En cela, il ouvre à une nouvelle dimension, celle de l’optimisation, non pas de la production collective comme des sociétés de discipline, mais des expériences individuelles. Optimiser l’expérience est le maître-mot des algorithmes de recommandation, sur les réseaux sociaux (Tinder) comme sur les sites d’e-commerce. Mais les techniques visant à améliorer le comportement pro-environnement des gens sont du même ordre. L’optimisation est vulnérable à la triche, comme le prouvait ironiquement cet Anglais qui réussit à faire d’un restaurant inexistant le n°1 du classement TripAdvisor sur Londres, à force de cumuler des recommandations élogieuses.

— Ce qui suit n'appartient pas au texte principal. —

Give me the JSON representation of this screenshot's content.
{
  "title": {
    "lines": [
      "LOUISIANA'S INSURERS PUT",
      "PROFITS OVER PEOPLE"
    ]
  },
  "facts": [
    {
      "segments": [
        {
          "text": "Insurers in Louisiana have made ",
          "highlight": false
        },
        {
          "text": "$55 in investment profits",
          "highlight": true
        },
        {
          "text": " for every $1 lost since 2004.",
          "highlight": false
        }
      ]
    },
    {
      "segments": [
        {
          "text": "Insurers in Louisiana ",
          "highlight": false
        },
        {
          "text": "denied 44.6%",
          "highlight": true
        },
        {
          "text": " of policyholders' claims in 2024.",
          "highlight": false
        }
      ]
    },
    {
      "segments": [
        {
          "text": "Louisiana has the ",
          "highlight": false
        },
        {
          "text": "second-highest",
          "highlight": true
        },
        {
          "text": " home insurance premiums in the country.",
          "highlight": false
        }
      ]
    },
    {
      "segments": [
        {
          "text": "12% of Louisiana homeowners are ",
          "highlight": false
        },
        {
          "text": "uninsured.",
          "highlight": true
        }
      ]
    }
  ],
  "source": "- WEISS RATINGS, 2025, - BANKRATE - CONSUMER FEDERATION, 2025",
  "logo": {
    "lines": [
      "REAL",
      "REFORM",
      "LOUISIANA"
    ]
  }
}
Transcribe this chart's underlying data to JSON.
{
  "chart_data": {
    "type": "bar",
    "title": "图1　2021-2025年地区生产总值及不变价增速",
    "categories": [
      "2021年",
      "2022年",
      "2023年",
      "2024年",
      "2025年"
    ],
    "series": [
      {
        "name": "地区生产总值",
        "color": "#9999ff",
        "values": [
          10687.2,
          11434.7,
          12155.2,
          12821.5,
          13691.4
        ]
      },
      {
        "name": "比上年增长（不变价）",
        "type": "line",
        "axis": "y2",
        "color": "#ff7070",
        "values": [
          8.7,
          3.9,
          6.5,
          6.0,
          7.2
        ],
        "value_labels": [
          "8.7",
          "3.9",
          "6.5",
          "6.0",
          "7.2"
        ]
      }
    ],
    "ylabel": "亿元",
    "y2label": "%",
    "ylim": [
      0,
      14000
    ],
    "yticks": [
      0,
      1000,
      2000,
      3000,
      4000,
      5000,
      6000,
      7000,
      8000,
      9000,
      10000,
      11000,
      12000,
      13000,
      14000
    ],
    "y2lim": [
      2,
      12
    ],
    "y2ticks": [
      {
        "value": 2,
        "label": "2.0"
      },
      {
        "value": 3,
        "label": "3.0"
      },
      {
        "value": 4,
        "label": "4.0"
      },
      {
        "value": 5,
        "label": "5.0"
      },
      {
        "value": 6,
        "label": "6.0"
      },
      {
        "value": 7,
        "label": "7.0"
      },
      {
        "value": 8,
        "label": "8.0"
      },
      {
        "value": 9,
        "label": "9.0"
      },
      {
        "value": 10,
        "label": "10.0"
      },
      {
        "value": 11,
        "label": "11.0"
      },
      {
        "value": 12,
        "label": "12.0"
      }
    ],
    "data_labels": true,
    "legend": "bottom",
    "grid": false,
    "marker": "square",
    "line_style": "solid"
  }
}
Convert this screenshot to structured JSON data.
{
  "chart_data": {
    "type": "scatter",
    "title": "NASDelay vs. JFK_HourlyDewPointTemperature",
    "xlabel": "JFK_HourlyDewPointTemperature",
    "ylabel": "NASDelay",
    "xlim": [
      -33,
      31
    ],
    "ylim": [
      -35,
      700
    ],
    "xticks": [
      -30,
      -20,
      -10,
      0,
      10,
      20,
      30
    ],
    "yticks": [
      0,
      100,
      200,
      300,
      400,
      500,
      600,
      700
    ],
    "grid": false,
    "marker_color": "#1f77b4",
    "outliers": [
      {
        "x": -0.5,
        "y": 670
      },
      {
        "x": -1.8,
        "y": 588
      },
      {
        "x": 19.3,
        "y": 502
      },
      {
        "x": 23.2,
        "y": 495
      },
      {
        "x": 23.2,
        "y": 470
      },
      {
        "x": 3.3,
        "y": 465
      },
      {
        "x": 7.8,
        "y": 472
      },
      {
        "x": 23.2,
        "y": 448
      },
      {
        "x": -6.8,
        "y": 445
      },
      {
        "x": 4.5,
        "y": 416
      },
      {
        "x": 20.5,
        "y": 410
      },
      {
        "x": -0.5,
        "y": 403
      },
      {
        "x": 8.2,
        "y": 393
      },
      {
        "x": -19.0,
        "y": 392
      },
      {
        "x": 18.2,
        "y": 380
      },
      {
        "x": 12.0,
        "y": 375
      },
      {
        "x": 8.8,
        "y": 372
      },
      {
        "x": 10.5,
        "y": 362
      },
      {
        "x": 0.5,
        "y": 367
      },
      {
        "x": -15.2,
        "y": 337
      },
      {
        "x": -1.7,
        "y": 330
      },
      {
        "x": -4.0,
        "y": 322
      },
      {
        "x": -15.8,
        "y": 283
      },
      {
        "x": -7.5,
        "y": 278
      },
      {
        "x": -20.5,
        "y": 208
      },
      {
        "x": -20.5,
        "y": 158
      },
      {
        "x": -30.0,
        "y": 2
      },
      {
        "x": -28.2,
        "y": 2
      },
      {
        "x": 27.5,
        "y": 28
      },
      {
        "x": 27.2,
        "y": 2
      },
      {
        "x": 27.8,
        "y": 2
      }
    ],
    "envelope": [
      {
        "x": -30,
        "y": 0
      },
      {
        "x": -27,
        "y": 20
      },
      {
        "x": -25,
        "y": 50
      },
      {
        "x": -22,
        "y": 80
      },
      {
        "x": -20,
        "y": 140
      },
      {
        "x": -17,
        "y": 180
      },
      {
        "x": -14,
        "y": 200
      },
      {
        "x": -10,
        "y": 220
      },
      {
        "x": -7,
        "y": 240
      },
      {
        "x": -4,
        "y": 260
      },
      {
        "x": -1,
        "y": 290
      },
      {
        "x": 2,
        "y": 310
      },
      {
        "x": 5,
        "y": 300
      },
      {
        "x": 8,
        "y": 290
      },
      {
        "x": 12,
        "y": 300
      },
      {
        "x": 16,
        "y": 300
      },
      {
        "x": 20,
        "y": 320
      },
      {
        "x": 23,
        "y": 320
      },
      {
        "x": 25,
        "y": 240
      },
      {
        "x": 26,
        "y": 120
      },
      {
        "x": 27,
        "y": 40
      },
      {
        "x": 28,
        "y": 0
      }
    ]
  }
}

S’ensuit une question ouverte sur les jeux du vrai et du faux, du réel et de l’irréel dans les sociétés du profilage. La substitution des corrélations à la causalité signifie un glissement ontologique majeur. Quelque complexe que soit son concept philosophique, la causalité était ainsi mobilisée par Kant pour prouver l’existence du monde réel. Les corrélations sans causalité, tout comme les corrélations statistiques entre textes sans référent impliqué, nous proposent une épistémologie où le réel s’absente. Ainsi les constructions des LLM n’ont pas de référents ; y prolifèrent les fausses images et les faux textes indiscernables des vrais — voyez le site ThisXdoesnotexist.com — et le réel se met alors à imiter les images numériques : entrez dans un coffee shop à Bordeaux, il ressemblera au même à Kuala Lumpur ou Anchorage, et tous à des clichés d’Airbnb.
Par leur prolifération, les données cessent d’informer sur le réel, elles en démultiplient les simulacres via le jeu subtil des profils individuels et collectifs, des prédictions et des nudges, des optimisations et de leurs subversions.